El monstruo y el fósil desempeñan un papel muy preciso en esta configuración. A partir del poder del continuo que posee la naturaleza, el monstruo hace aparecer la diferencia: ésta, que aún carece de ley, no tiene una estructura bien definida; el monstruo es la cepa de la especificación, pero ésta no es más que una subespecie en la lenta obstinación de la historia. El fósil es el que permite subsistir las semejanzas a través de todas las desviaciones recorridas por la naturaleza; funciona como una forma lejana y aproximativa de identidad; señala un semicarácter en el cambio del tiempo. Porque el monstruo y el fósil no son otra cosa que la proyección hacia atrás de estas diferencias y de estas identidades que definen, para la
taxinomia
, la estructura y después el carácter. Forman, entre el cuadro y el continuo, la región sombría, móvil, temblorosa en la que lo que el análisis definirá como identidad no es aún sino analogía muda; y lo que definará como diferencia asignable y constante no es aún sino variación libre y azarosa. Pero, a decir verdad, la
historia de la naturaleza
es tan imposible de pensar para la
historia natural
, y la disposición epistemológica dibujada por el cuadro y el continuo tan fundamental, que el devenir sólo puede tener un lugar intermedio y medido por las solas exigencias del conjunto. Por ello, no interviene a no ser en el paso necesario de uno a otro. Es como un conjunto de intemperies ajenas a los seres vivos y que únicamente llegan a ellos desde el exterior. Es como un movimiento sin cesar trazado pero detenido en su esbozo y perceptible sólo en los bordes del cuadro, en sus márgenes descuidados: y así, sobre el fondo del continuo, el monstruo cuenta, como en una caricatura, la génesis de las diferencias, y el fósil recuerda, en la incertidumbre de sus semejanzas, los primeros intentos obstinados de identidad.

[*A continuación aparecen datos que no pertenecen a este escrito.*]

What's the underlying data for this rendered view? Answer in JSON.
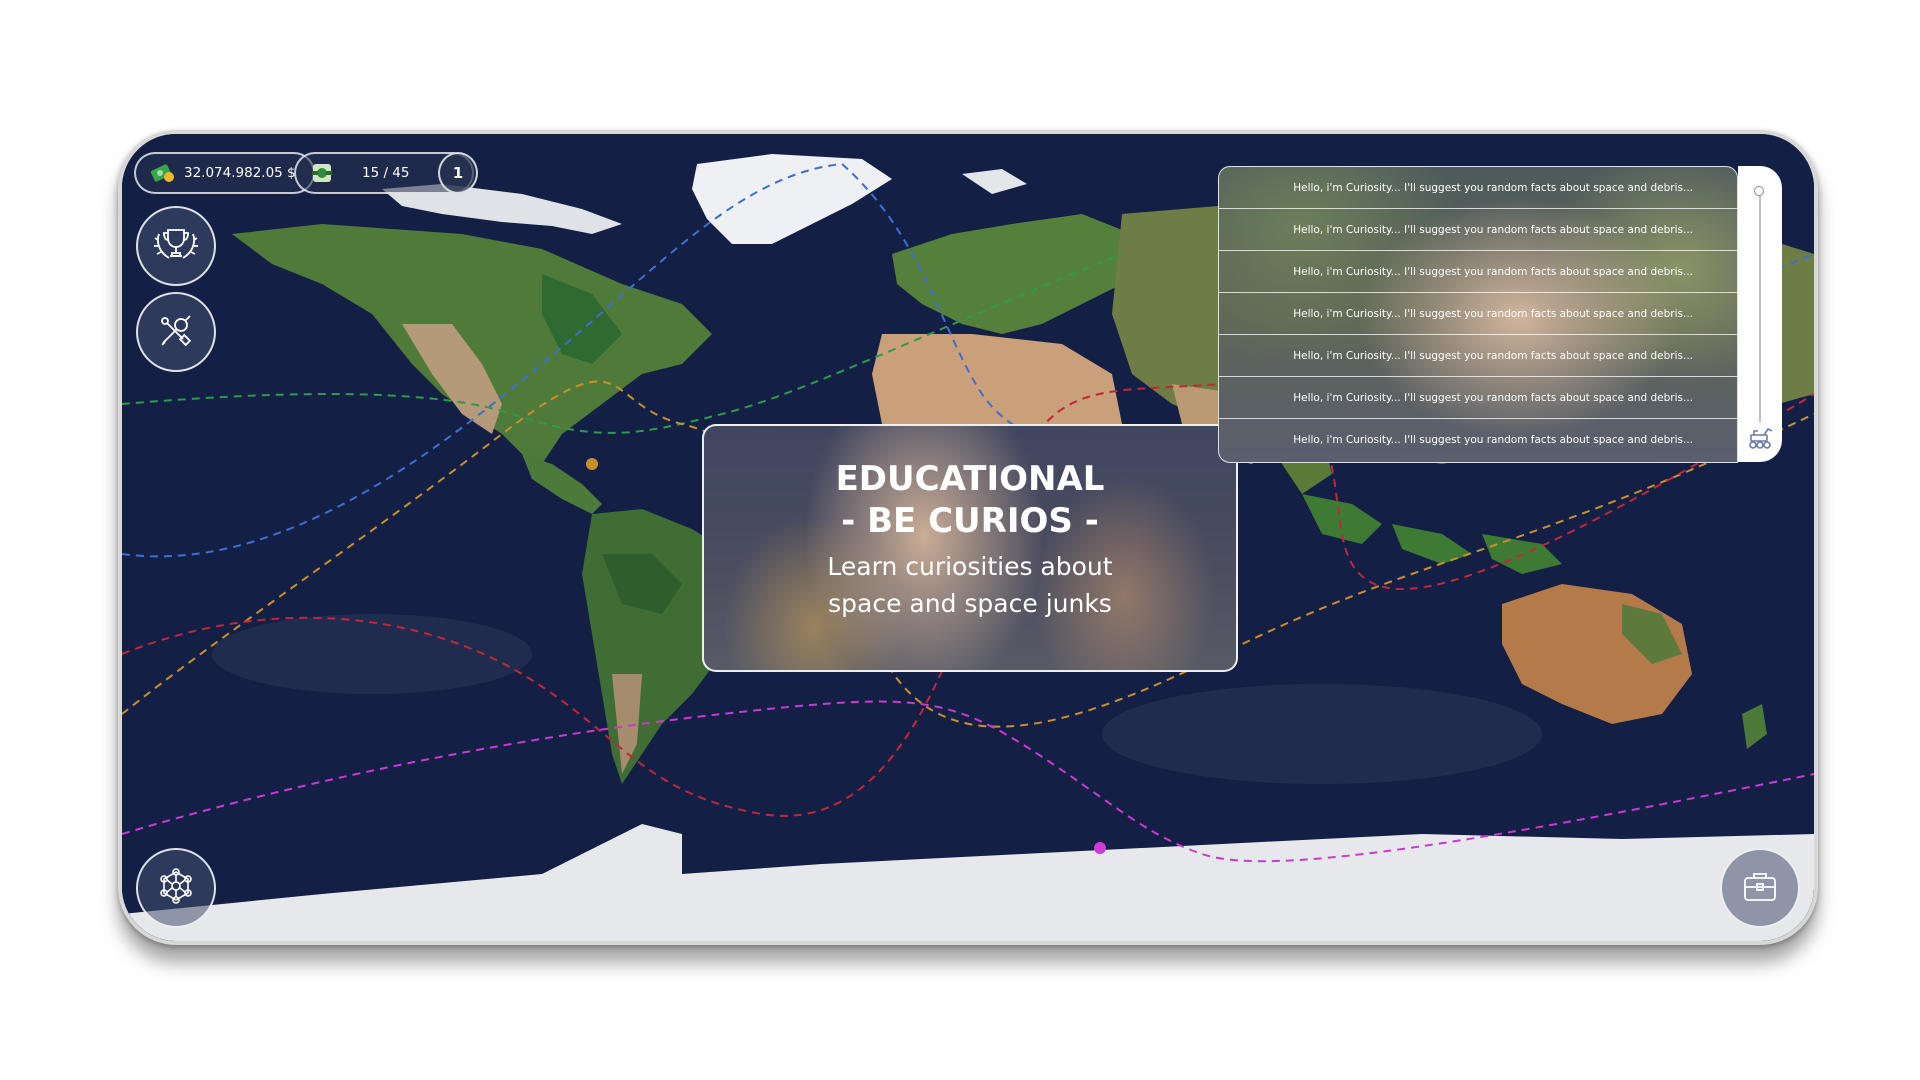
{
  "hud": {
    "money": "32.074.982.05 $",
    "collected": "15 / 45",
    "level": "1"
  },
  "modal": {
    "title": "EDUCATIONAL",
    "subtitle": "- BE CURIOS -",
    "desc_line1": "Learn curiosities about",
    "desc_line2": "space and space junks"
  },
  "facts": [
    "Hello, i'm Curiosity... I'll suggest you random facts about space and debris...",
    "Hello, i'm Curiosity... I'll suggest you random facts about space and debris...",
    "Hello, i'm Curiosity... I'll suggest you random facts about space and debris...",
    "Hello, i'm Curiosity... I'll suggest you random facts about space and debris...",
    "Hello, i'm Curiosity... I'll suggest you random facts about space and debris...",
    "Hello, i'm Curiosity... I'll suggest you random facts about space and debris...",
    "Hello, i'm Curiosity... I'll suggest you random facts about space and debris..."
  ],
  "icons": {
    "money": "cash-icon",
    "collected": "satellite-junk-icon",
    "achievements": "trophy-laurel-icon",
    "tools": "wrench-tools-icon",
    "network": "molecule-network-icon",
    "inventory": "briefcase-icon",
    "rover": "rover-icon"
  },
  "orbit_colors": {
    "blue": "#3d6fd1",
    "green": "#2f9a48",
    "orange": "#c9902a",
    "red": "#c3263a",
    "magenta": "#c93ad0"
  }
}
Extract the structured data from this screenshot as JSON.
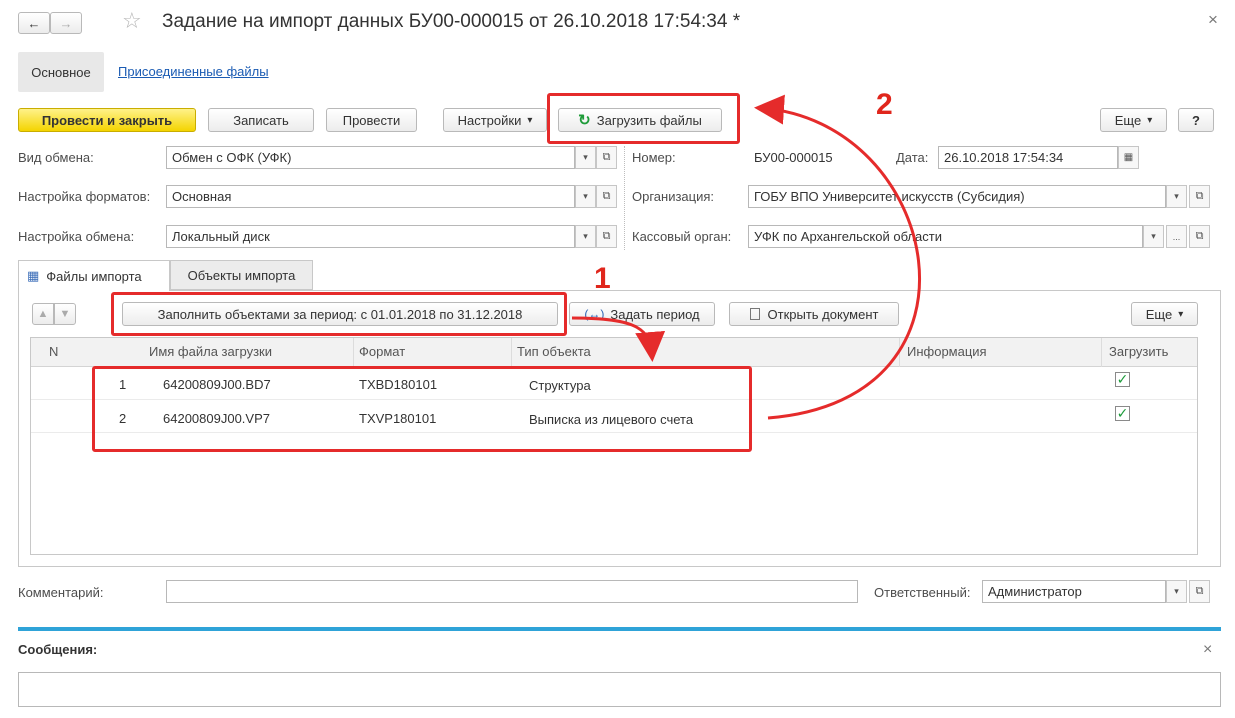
{
  "window": {
    "title": "Задание на импорт данных БУ00-000015 от 26.10.2018 17:54:34 *",
    "close_glyph": "×"
  },
  "nav": {
    "back": "←",
    "forward": "→",
    "favorite": "☆"
  },
  "form_tabs": {
    "main": "Основное",
    "attached": "Присоединенные файлы"
  },
  "toolbar": {
    "post_close": "Провести и закрыть",
    "save": "Записать",
    "post": "Провести",
    "settings": "Настройки",
    "settings_arrow": "▾",
    "load_files": "Загрузить файлы",
    "more": "Еще",
    "more_arrow": "▾",
    "help": "?"
  },
  "fields": {
    "exchange_type_label": "Вид обмена:",
    "exchange_type_value": "Обмен с ОФК (УФК)",
    "format_settings_label": "Настройка форматов:",
    "format_settings_value": "Основная",
    "exchange_settings_label": "Настройка обмена:",
    "exchange_settings_value": "Локальный диск",
    "number_label": "Номер:",
    "number_value": "БУ00-000015",
    "date_label": "Дата:",
    "date_value": "26.10.2018 17:54:34",
    "org_label": "Организация:",
    "org_value": "ГОБУ ВПО Университет искусств (Субсидия)",
    "cash_label": "Кассовый орган:",
    "cash_value": "УФК по Архангельской области",
    "dd_arrow": "▾",
    "open_glyph": "⧉",
    "dots": "..."
  },
  "sub_tabs": {
    "import_files": "Файлы импорта",
    "import_objects": "Объекты импорта"
  },
  "table_toolbar": {
    "up": "🠕",
    "down": "🠗",
    "fill": "Заполнить объектами за период: с 01.01.2018 по 31.12.2018",
    "set_period": "Задать период",
    "set_period_glyph": "(↔)",
    "open_doc": "Открыть документ",
    "more": "Еще",
    "more_arrow": "▾"
  },
  "table": {
    "headers": {
      "n": "N",
      "filename": "Имя файла загрузки",
      "format": "Формат",
      "type": "Тип объекта",
      "info": "Информация",
      "load": "Загрузить"
    },
    "rows": [
      {
        "n": "1",
        "filename": "64200809J00.BD7",
        "format": "TXBD180101",
        "type": "Структура",
        "info": "",
        "checked": "✓"
      },
      {
        "n": "2",
        "filename": "64200809J00.VP7",
        "format": "TXVP180101",
        "type": "Выписка из лицевого счета",
        "info": "",
        "checked": "✓"
      }
    ]
  },
  "bottom": {
    "comment_label": "Комментарий:",
    "comment_value": "",
    "responsible_label": "Ответственный:",
    "responsible_value": "Администратор"
  },
  "messages": {
    "title": "Сообщения:",
    "close_glyph": "×",
    "value": ""
  },
  "annotations": {
    "num1": "1",
    "num2": "2",
    "color": "#e52b2b"
  }
}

La teoría de la historia natural no puede disociarse de la del lenguaje. Y, sin embargo, no se trata de una transferencia de método de una a otra. Ni de una comunicación de conceptos o del prestigio de un modelo que, por haber "logrado éxito" en una parte, fuera ensayado en el terreno vecino. Tampoco se trata de una racionalidad más general que impondría formas idénticas a la reflexión sobre la gramática y a la
taxinomia
. Sino de una disposición fundamental, del saber que ordena el conocimiento de los seres según la posibilidad de representarlos en un sistema de nombres. Sin duda, hubo en esta región que ahora llamamos vida muchas otras investigaciones aparte de los esfuerzos de clasificación, muchos otros análisis aparte del de las identidades y las diferencias. Pero todos descansaban sobre una especie de
a priori
histórico que los autorizaba en su dispersión, en sus proyectos singulares y divergentes y que hacía igualmente posibles todos los debates de opiniones a los que daban lugar. Este
a priori
no está constituido por un grupo de problemas constantes que los fenómenos concretos planteen sin cesar como otros tantos enigmas para la curiosidad de los hombres; tampoco está formado por un cierto estado de los conocimientos, sedimentado en el curso de las edades precedentes y que sirve de suelo a los progresos más o menos desiguales o rápidos de la racionalidad; tampoco está determinado, sin duda alguna, por lo que llamamos la mentalidad o los "marcos del pensamiento" de una época dada, si con ello debe entenderse el perfil histórico de los intereses especulativos, de las credulidades o de las grandes opciones teóricas. Este
a priori
es lo que, en una época dada, recorta un campo posible del saber dentro de la experiencia, define el modo de ser de los objetos que aparecen en él, otorga poder teórico a la mirada cotidiana y define las condiciones en las que puede sustentarse un discurso, reconocido como verdadero, sobre las cosas. El
a priori
histórico que, en el siglo XVIII, fundamentó las investigaciones o los debates sobre la existencia de los géneros, la estabilidad de las especies, la trasmisión de los caracteres a través de las generaciones, es la existencia de una historia natural: organización de un cierto visible como dominio del saber, definición de las cuatro variables de la descripción, constitución de un espacio de vecindades en el que cualquier individuo, sea el que fuere, puede colocarse. La historia natural de la época clásica no corresponde al puro y simple descubrimiento de un objeto nuevo de curiosidad; recubre una serie de operaciones complejas que introducen en un conjunto de representaciones la posibilidad de un orden constante. Constituye, en cuanto
descriptible
y
ordenable
a la vez, todo un dominio de empiricidad. Lo que la emparienta con las teorías del lenguaje, la distingue de lo que entendemos, a partir del siglo XIX, por biología y la hace desempeñar un cierto papel crítico en el pensamiento clásico.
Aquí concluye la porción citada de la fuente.